Fenster emphasizes that “major label promotion teams are still the best for breaking songs at radio… In addition, majors provide the best framework for a coordinated worldwide push with everyone on the same page.”

“Even with an extremely talented artist, we can add the marketing and promotional support that helps take them to the next level,” mentions Arbagey. “We can offer an entire team of trained executives.”

     Ben Adelson & James Bay

“Artists who lean toward the independent route often do so at least in part because they want to retain creative control,” Fenster expands. “That said, artists with vision can retain creative control via a major now; in fact, those are the artists we want. Because artists can do so much on their own, labels have gotten much better at supporting—rather than dictating—the artist’s vision, providing resources and opportunities, while letting the artist and the artist’s team take the lead.”

“We can now take more chances on artists and be a little more left of center,” Riback points out. We can challenge the marketplace more. We can cultivate something a little more out of the ordinary. For so long, every decision was scrutinized: ‘Is this going to work?’ There was a time when money was so tight that you had to be right all the time. You would hedge your bets as much as possible. Now, I feel like we can take some chances and try some things, see where they go and be more creative.”

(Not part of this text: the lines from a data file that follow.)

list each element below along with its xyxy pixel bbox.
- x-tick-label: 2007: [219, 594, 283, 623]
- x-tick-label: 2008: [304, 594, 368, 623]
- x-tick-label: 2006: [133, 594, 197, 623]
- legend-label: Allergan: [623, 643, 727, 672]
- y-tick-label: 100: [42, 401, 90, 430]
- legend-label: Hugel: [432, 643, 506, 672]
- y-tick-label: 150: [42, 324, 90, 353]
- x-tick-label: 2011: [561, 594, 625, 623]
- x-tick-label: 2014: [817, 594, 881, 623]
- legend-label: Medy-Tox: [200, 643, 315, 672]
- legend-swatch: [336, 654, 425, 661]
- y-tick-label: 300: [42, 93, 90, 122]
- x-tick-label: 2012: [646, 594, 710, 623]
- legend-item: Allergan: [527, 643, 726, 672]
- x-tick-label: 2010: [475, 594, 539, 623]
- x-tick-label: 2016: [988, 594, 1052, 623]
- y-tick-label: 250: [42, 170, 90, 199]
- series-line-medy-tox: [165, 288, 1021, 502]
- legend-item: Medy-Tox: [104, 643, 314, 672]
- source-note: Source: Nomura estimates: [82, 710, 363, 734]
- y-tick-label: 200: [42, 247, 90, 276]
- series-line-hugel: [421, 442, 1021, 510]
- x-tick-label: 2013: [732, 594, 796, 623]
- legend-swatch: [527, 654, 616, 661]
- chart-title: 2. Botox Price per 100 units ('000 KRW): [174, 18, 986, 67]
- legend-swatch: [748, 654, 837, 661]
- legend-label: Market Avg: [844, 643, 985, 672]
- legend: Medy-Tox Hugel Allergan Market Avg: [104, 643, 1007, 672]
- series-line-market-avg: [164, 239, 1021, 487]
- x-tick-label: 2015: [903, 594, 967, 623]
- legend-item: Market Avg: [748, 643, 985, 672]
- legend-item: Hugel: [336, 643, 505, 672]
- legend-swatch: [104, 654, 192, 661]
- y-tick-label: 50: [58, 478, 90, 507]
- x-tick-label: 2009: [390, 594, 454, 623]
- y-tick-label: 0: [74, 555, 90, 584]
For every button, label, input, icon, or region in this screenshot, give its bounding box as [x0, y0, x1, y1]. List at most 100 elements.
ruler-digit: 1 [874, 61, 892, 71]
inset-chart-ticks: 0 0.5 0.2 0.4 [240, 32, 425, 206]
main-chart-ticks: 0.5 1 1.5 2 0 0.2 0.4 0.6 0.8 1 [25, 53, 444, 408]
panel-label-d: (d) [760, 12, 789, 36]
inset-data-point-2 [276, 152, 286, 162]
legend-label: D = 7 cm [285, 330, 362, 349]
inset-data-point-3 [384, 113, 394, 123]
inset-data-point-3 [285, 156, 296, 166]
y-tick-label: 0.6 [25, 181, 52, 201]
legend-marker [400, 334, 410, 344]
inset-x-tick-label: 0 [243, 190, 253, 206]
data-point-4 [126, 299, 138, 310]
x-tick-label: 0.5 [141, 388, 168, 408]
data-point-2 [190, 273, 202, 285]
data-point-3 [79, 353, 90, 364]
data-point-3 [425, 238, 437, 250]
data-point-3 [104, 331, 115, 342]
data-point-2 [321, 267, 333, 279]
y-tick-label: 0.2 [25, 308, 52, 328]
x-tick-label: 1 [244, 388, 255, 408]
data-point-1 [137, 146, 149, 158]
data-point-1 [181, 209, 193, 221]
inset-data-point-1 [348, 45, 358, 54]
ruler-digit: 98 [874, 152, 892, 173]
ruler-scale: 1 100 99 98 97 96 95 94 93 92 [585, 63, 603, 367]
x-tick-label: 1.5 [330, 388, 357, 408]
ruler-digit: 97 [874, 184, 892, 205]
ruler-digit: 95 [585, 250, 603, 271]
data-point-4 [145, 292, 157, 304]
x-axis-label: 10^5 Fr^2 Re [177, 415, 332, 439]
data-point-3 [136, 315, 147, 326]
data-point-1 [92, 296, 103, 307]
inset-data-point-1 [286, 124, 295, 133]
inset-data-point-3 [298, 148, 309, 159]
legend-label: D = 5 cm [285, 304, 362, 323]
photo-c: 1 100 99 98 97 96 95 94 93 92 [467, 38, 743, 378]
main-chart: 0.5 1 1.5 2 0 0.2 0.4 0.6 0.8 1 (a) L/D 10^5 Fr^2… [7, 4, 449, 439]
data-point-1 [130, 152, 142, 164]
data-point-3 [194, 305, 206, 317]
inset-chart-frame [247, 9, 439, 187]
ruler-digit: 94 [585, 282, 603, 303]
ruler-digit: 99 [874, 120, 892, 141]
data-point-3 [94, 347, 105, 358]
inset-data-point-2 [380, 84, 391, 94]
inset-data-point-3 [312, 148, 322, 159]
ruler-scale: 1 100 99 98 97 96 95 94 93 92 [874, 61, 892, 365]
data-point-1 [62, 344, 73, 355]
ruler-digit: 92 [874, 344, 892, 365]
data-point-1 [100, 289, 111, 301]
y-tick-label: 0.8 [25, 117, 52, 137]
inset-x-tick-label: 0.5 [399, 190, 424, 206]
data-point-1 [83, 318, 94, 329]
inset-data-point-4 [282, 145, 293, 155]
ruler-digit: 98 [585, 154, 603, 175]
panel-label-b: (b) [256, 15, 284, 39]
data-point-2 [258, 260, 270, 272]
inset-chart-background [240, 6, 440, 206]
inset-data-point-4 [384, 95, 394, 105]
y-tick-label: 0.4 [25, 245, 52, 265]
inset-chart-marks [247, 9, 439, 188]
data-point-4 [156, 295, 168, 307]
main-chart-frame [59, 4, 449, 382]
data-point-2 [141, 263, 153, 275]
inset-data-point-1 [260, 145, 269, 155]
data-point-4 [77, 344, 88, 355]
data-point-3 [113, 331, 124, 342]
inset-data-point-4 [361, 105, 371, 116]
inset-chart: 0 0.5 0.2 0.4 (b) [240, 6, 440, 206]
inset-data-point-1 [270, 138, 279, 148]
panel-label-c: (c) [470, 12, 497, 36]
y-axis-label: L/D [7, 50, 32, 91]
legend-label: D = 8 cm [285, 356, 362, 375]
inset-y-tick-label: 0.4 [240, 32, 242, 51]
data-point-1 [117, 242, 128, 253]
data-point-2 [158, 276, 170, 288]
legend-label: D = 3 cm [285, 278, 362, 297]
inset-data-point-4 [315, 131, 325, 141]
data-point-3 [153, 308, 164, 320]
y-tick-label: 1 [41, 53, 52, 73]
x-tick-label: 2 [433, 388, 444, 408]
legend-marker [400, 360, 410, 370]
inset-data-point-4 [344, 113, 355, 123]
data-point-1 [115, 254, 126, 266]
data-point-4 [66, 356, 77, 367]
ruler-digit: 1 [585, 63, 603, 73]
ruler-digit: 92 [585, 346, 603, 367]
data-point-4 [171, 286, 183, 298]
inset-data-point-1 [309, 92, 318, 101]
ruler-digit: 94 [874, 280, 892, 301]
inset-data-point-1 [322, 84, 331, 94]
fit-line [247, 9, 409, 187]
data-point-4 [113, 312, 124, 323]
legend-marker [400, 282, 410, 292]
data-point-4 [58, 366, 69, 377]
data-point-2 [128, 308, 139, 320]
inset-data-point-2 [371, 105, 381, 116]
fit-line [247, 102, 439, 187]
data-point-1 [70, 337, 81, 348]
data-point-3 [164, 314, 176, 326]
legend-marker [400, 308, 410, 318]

The digital space has even caused the live show’s once-integral role in the signing process to shift. “The live performance is usually one of those things you can get a lot better at. It’s not one of those things you either have or don’t,” says Riback. “You’re either a star and charismatic or you’re not. To me, the show is still very important, because it ends up being the final piece of the puzzle, as opposed to the initial piece.”



Everyone wants to be a star in the age of social media, and a sea of pretty, charming faces is pushing the A&R to look for the multifaceted, self-sufficient and left-of-center creatives who can write and produce their own songs. There’s more digging to do, and the glorification of immediacy and access has spawned a singles-driven marketplace. It’s harder to grab attentions, but with revenue being generated from ad-supported and subscription-based streaming, a fire has returned to a corner of the industry that had been hit hard at the start of the 21st century.